Hep birlikte okul bahçesine girdiğimizde teneffüse denk geldiğimizi anladım.Voleybol oynayan küçük sınıflara baktığımda çok eğlendiklerini gördüm.Sabah sabah nereden geliyordu bu enerji?

-"Okulda bu kadar güzel kız varmışta haberimiz yokmuş amına koyayım." 

-"Küfretme oğlum."

Atalay oflayarak sustuğunda Gurur ellerini cebine sokmuş bir şekilde kendi sınıfına ilerledi.Atalay bana el sallayıp abime dersle ilgili bir şeyler söyledikten sonra o da yanımızdan ayrıldı ve abimle koridorda yalnız kaldım.Tabii diğer öğrencileri saymazsak.

-"Uyu güzelce Ceylin,akşam yemekten sonra Gurur'la koşu yapacakmışsın.Dün uyuyamadığını biliyorum git iki ders yat kendine gel güzelim."

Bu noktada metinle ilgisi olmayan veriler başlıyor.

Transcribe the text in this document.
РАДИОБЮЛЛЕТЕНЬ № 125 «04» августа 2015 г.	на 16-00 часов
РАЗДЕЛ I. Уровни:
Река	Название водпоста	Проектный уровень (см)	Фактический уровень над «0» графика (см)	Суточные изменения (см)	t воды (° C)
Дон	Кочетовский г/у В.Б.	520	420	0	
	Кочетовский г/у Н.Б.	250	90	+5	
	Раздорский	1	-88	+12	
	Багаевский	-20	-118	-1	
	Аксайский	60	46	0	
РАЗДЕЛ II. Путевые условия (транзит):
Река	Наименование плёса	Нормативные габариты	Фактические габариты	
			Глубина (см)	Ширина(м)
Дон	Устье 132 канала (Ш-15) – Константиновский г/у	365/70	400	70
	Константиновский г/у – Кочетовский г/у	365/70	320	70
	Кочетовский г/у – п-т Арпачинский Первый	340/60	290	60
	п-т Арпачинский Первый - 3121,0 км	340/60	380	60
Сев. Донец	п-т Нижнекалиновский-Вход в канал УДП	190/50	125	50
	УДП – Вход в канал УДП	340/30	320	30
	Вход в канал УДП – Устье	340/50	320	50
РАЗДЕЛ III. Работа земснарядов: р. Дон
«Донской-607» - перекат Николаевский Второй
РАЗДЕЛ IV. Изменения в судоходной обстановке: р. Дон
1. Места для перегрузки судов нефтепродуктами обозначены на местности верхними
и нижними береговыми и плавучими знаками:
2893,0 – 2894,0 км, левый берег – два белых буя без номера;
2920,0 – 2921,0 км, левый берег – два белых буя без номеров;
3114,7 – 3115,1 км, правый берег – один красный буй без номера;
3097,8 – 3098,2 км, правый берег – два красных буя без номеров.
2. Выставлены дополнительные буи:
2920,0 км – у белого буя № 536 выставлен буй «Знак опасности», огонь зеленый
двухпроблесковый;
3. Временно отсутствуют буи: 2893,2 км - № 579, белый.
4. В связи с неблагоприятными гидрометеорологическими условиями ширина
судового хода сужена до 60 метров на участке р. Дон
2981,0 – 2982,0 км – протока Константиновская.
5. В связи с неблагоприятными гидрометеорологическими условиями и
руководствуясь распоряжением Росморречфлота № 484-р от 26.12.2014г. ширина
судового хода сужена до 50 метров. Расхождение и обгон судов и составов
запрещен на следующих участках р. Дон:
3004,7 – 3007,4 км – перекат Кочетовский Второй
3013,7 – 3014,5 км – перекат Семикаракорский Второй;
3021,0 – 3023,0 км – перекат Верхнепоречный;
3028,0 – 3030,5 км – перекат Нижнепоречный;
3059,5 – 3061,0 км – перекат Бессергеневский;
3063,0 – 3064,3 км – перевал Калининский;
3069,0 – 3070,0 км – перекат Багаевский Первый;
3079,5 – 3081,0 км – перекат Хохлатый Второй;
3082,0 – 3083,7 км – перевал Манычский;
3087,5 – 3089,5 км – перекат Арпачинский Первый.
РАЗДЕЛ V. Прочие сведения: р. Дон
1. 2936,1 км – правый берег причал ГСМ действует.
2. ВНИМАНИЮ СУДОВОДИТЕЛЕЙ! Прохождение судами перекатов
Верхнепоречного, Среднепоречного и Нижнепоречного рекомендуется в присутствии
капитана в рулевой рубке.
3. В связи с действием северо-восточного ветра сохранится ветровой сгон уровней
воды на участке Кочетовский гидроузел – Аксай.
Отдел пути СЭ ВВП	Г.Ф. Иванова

-"Sen nereden biliyorsun uyumadığımı?"

-"Gurur söyledi."

-"O nereden biliyormuş"

-"Sabah koşmaya çıktığında seni bahçede uyurken görmüş.O yüzden uyandırmak istememiş yanında duran kahve bardağını da fark edince bana akşam koşarım onunla  dedi."

Kafamı sallayıp onu yanağından öptüm ve el sallayıp merdivenlerden çıktım.Kendi sınıfa girdiğim sırada sınıftakilerin gözü yine üzerimdeydi.Şaşırmamıştım.

-"Şu partiye bu ezikte mi gelecek?"

Sırama ilerlediğim esnada kızlardan birinin hakkımda konuştuğunu duydum ve yutkunup duymamış gibi yaptım.Sırama geçip çantamı koydum ve kafama hırkamın kapüşonunu geçirdim.Uyku haline bürünüp başımı sıraya koyduktan sonra kendime birkaç ders uyumam gerektiğini hatırlattım.